The result would resemble this:

    week    |  amount  
------------+----------
 2015-10-05 |        0
 2015-09-28 |  5735.21
 2015-09-21 |  4099.18
 2015-09-14 | 11805.84
 2015-09-07 |  8610.55
 2015-08-31 |  8229.83
 2015-08-24 |  3975.25
 2015-08-17 |  7235.50
 2015-08-10 | 10105.83
 2015-08-03 |  5276.95
 2015-07-27 |   880.87
 2015-07-20 | 11147.87
 2015-07-13 |        0
 ...

Note that where there are zeros where the value would otherwise be NULL without the use of COALESCE.

Conclusion

At this point we have satisfied the desired outcome:

Desired outcome

  1. The data is organized according to a time interval
  2. The data is processed efficiently
  3. The operation to process the data is as fast as possible
  4. ALL intervals within a given range are displayed (not just those with associated data)

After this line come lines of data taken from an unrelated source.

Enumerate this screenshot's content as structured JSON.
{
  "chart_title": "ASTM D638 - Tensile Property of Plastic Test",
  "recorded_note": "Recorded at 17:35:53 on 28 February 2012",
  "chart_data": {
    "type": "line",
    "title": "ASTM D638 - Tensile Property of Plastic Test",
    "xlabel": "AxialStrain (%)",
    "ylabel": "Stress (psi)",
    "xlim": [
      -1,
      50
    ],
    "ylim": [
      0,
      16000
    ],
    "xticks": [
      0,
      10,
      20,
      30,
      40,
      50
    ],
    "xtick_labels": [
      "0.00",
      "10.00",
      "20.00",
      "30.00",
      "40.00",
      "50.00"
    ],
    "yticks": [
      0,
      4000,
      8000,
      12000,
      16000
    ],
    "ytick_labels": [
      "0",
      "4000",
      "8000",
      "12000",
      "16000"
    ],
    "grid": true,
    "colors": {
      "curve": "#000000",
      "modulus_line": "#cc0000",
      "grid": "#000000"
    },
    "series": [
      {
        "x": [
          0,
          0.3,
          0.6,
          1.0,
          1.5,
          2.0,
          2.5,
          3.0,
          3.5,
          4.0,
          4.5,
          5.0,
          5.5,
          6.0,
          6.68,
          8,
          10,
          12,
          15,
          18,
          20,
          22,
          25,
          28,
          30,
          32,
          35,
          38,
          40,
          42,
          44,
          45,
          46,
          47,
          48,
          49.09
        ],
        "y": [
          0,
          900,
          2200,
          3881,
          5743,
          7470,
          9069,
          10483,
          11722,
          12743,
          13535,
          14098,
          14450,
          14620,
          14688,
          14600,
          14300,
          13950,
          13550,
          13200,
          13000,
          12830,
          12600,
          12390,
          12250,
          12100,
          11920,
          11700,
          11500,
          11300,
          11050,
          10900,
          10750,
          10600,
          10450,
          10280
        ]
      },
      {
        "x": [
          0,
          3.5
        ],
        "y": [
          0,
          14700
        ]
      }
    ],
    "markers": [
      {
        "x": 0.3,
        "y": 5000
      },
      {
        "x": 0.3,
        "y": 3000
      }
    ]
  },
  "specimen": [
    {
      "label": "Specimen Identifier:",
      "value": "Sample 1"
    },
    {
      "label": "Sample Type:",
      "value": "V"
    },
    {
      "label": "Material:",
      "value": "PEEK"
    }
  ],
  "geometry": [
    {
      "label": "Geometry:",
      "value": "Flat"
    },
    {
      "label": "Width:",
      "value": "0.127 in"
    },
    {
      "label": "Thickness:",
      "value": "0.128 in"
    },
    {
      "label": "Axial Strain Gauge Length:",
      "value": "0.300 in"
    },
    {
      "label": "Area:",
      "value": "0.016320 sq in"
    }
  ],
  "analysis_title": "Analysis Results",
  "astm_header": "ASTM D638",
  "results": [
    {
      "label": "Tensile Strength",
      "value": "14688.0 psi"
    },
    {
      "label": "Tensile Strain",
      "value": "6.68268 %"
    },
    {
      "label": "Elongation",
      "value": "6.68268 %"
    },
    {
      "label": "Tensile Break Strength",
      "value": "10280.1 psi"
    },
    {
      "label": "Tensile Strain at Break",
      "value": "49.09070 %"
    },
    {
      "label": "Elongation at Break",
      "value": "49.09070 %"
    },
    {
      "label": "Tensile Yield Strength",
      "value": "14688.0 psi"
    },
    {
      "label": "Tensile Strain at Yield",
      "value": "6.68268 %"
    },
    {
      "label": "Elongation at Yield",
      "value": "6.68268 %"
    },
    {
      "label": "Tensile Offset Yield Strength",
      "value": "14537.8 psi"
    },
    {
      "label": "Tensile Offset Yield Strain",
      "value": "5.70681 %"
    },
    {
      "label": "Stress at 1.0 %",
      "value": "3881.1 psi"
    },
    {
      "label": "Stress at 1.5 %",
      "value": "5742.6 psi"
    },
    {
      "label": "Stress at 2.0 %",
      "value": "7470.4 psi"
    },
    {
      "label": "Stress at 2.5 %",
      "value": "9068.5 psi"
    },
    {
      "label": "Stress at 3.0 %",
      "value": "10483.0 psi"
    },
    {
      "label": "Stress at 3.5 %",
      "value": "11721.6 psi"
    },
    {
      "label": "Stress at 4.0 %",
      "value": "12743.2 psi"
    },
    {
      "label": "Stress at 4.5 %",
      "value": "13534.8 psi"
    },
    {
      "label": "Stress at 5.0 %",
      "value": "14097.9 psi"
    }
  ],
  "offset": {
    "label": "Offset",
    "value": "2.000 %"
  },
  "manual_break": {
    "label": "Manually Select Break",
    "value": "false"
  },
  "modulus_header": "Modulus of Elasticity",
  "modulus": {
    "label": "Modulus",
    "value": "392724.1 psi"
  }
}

Dynamic queries with Server Side Scripting

With the solution queries written out in raw SQL it is now possible to implement various time series queries in any framework or scripting language that can communicate with a database. For the project in question I implemented these queries in Ruby on Rails.

Once implemented within a dynamic programming language, you can specify any date range or time interval to suit your needs.

Hopefully this article helped shed some light on and give you ideas for working with time series data.